Tunable generative probabilistic programs
I want to throw yet another random idea. I’ll develop it more in future posts, but here is the gist of it:
You can think of CNNs, Boltzman machines or deep Boltzman machines as learning a set of features, and representing a particular input vector as a linear combination of those features.
In the same way, you could instead represent an input vector by composing a bunch of causal processes that gave rise to it. Instead of a linear combination of features, we have a combination of the execution of programs. This is my working theory of what is “understanding”. You can try many ways of representing/recognizing handwritten digits, but once you have the key insight: they are generated with a pencil on paper and they are made of many stokes, then suddenly everything becomes easy. With the right model in mind, you stop viewing handwritten digits as a combination of bars and loops, and you instead see strokes.

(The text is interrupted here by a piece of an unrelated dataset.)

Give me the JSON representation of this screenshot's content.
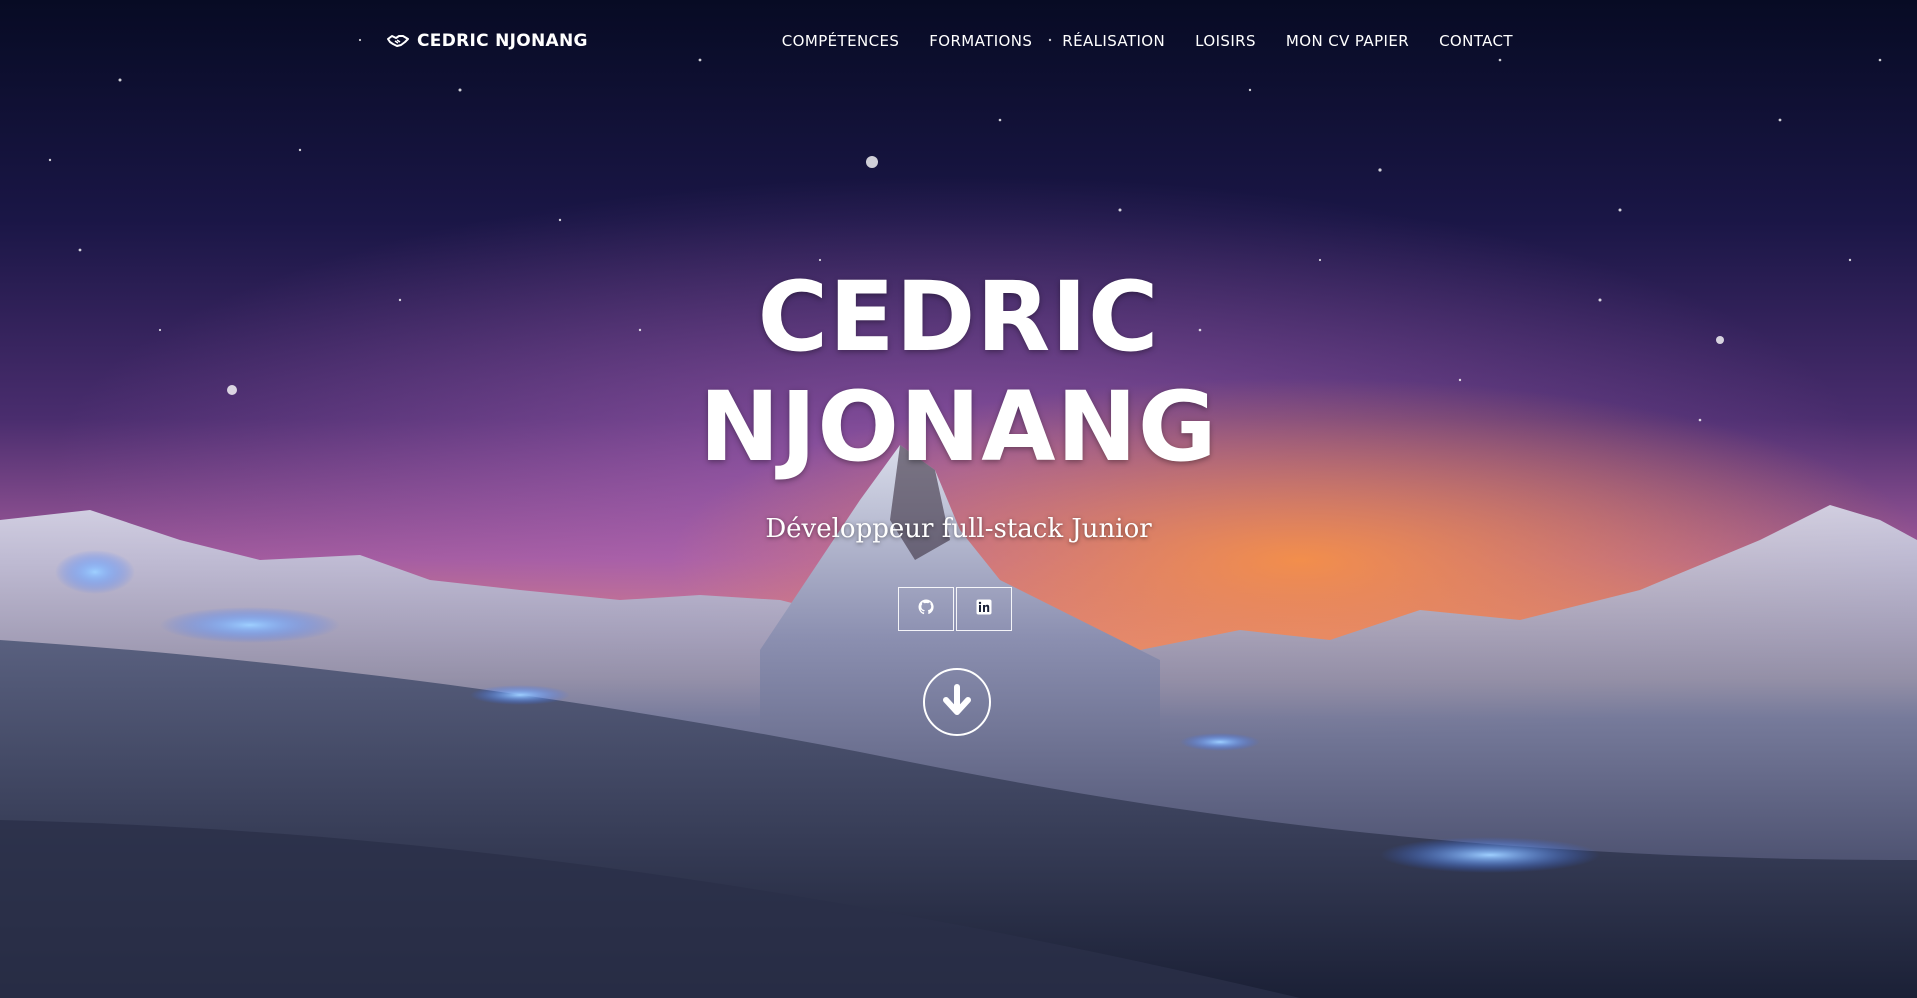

How this would work in theory is the following: you take an Helmholtz machine and you replace the generative model by a “Tunable Generative Probabilistic Program” (TGPP). This is a funny name for a simple idea: we want the Helmholtz machine to be able to discover and experiment with new kinds of generative programs that reflect causal processes. Then the bottom up network of the Helmholtz machine (say, a CNN) will instantiate high level features into the TGPP so that it can run.
In this view, a “Heuristic” is just a mapping found by the CNN from the data (or a feature of a piece of data) to which program to run.
One big problem this opens up is the need to explore the space of probabilistic programs, and to find the mapping between data and which programs cause it. But the hope is that when you find the right program, inference and prediction suddenly become much simpler.